Ezekiel belongs to the Christian tradition of mystics like this. As we open to chapter 1, we find the prophet on the banks of the River Kebar in Babylon among the Jewish refugees following the first siege (out of three) of Jerusalem. We're among a community displaced from their homes. In the ancient world, the gods were associated with the geography of their nation. Babylon is slowly crushing Judah. Therefore, it follows that the pantheon of Babylonian gods has triumphed over Yahweh of Judah.
But then God shows up.
God is not supposed to be here. God would not stoop to the level of stepping foot on pagan soil. And yet, God does. In a foreign land, among foreign people, Ezekiel experiences an extraordinary vision of God. This is where God shows up. In the middle of the anxiety, lament, grief, and loss that Ezekiel and his people know, God comes to be present. This is a profound lesson for us today as we tend to our inner lives. We may find ourselves surprised by the seemingly ordinary places God shows up.
Ezekiel and God's mission
Beginnings and endings are really important when we're trying to make sense within individual books of the Bible. We start at a river, an ordinary river in a pagan land. We end with the vision of a river. This is a holy river whose source is the very presence of God in the temple.
But what's amazing about this river is not just its source, but what happens all along its banks.
"Fruit trees of all kinds will grow along both sides of the river. The leaves of these trees will never turn brown and fall, and there will always be fruit on their branches. There will be a new crop every month, for they are watered by the river flowing from the Temple. The fruit will be for food and the leaves for healing."
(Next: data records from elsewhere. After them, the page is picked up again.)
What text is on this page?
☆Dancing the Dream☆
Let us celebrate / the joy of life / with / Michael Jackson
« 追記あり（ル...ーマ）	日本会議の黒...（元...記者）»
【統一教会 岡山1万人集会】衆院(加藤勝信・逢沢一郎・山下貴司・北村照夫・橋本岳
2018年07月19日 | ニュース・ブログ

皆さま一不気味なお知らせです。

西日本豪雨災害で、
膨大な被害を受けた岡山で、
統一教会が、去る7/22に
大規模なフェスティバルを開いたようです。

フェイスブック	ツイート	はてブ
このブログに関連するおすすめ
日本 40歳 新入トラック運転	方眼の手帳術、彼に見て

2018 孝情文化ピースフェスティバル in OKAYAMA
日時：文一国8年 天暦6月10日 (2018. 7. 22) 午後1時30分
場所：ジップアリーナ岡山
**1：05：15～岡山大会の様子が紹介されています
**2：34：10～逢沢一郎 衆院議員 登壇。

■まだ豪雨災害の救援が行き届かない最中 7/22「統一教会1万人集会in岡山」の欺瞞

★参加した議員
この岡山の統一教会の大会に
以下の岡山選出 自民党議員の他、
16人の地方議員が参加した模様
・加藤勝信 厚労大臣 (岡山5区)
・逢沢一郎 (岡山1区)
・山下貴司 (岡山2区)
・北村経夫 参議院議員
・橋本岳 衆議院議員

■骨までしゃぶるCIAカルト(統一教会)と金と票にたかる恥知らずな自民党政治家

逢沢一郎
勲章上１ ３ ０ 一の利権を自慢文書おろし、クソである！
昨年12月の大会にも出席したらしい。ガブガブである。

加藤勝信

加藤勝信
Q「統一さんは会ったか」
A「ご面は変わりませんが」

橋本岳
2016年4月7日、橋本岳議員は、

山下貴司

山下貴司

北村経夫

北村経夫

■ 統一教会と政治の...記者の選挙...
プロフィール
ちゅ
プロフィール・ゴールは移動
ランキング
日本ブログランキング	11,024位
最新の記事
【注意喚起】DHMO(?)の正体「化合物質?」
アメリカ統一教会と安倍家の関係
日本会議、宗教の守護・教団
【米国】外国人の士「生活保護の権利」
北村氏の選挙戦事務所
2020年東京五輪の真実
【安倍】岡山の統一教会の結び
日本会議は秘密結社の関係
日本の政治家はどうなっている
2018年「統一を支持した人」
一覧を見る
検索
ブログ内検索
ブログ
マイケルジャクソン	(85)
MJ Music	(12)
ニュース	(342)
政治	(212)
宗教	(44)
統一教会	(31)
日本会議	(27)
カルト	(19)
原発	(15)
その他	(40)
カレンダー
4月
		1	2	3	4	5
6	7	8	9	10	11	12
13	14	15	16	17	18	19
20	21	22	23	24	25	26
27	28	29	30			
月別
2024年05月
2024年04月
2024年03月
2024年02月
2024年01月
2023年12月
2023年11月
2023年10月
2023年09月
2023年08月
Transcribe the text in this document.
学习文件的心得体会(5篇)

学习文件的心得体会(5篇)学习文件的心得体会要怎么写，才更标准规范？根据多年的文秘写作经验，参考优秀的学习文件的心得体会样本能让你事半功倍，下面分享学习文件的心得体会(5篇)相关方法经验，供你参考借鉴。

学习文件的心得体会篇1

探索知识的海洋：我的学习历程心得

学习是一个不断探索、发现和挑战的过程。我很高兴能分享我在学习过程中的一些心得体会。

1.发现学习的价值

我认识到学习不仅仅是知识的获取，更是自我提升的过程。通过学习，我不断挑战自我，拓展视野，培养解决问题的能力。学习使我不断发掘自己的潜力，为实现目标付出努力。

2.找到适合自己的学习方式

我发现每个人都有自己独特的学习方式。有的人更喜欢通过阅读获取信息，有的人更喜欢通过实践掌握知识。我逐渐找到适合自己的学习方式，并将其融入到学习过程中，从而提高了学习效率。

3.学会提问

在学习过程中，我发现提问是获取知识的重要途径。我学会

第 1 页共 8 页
Healing. It's a profound word that anchors every vision within the book of Ezekiel, and a lot of them are difficult in a modern Western world. But when we keep this vision of God's healing river front-and-center in our reading of Ezekiel, we don't forget God's big dream for the world. The promise to Abraham of blessing and blessing to the whole world is captured in this picture.
And if that weren't enough, the very final statement in the book ties together one of the biggest themes through the whole Bible: "And from that day the name of the city will be 'YHWH Is There.'" It's the hope of God in Exodus and in the story of Jesus. God is with us. This is God’s mission—to be home. This is the work of our outer lives.
The book of Ezekiel is one significant place in Scripture that funds our imagination about what God has done, is doing, and will continue to do in our liminal spaces. From what we read in Ezekiel, we know that when we find ourselves in a "messy middle," God is right there present with us.